The National Institute for Health and Clinical Excellence (NICE)
previously insisted the drug Alimta (pemetrexed disodium) should be used only in new or continuing clinical trials.

But manufacturers Eli Lilly appealed against the guidance - and now NICE says it can be used for advanced mesothelioma.

The condition is common in shipbuilding and heavy engineering areas, where people worked with asbestos.

Jim McAleese, of Port Glasgow, chairman of the Inverclyde branch of Clydeside Action on Asbestos (CAA), said: "Anything that can ease the pain is very welcome and gratefully received."

Greenock and Inverclyde MSP Duncan McNeil said this vindicated a campaign by MSPs for the drug to be provided.

He said: "This is great news for sufferers.
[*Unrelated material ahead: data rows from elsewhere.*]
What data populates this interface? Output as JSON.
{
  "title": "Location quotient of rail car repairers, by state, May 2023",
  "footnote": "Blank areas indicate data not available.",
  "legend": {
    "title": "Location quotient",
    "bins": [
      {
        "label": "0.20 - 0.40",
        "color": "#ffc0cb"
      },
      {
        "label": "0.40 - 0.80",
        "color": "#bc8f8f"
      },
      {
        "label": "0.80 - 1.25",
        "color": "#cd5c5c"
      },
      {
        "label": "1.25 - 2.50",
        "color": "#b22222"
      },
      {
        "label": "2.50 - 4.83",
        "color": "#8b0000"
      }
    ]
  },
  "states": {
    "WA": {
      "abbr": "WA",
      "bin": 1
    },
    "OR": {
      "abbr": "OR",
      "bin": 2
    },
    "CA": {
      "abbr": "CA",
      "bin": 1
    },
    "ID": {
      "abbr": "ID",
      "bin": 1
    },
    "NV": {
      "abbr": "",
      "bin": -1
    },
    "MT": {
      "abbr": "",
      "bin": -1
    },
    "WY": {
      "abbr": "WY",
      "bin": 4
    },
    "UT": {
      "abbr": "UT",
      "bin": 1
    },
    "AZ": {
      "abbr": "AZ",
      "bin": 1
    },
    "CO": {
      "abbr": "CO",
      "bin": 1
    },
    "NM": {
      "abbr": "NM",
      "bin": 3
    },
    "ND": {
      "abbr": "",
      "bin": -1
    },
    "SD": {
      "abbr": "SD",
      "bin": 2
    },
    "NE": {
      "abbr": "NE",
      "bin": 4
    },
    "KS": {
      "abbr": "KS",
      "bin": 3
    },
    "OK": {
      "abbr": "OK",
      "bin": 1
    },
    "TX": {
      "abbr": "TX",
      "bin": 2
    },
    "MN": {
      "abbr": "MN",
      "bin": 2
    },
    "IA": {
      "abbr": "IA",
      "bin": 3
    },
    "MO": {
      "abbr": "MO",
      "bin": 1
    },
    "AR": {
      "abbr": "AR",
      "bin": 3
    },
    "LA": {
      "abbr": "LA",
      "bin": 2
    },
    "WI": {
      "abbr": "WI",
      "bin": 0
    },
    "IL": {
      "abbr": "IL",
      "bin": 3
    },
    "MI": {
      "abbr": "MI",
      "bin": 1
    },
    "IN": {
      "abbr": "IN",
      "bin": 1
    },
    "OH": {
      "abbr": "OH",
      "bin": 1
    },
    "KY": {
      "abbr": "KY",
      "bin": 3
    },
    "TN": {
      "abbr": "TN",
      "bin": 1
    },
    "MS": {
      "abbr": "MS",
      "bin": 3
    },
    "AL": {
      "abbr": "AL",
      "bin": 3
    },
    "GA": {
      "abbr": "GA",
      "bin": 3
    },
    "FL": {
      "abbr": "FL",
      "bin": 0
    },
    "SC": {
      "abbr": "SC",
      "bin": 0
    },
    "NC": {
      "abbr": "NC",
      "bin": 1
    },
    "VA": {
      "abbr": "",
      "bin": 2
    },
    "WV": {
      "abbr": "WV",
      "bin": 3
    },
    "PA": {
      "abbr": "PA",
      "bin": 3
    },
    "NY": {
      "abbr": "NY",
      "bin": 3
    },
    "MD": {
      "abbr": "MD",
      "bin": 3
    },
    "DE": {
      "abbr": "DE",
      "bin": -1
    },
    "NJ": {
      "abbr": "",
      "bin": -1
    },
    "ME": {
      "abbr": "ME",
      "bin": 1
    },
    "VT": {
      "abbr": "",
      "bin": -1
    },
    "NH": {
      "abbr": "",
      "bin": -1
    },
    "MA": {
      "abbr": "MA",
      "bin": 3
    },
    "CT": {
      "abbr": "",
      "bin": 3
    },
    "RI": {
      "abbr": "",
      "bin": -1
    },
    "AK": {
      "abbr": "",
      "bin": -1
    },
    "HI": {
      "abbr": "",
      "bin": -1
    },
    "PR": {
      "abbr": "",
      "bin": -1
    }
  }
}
It will give them a better quality of life."

About 4,000 people a year develop mesothelioma, mainly in areas like Clydeside.

Harry McCluskey, secretary of CAA, said: "It's important all those who suffer from mesothelioma should have access to the drug, which can extend their lives and alleviate symptoms. We have been actively campaigning for this, and we are delighted at the outcome."

CAA can be contacted for free and confidential advice and support on 0141 552 8852.

Dr Gillian Leng, NICE implementation director, said: "Our initial review of the evidence available suggested it was insufficient to demonstrate the drug was better than other, far less costly, medicines.

"However, a number of significant factors have become apparent, which, taken together, have enabled the independent appraisal committee to recommend pemetrexed disodium as a treatment option for the majority of people with the cancer."

The new guidance will be issued to the NHS in the next few months if there are no appeals against it.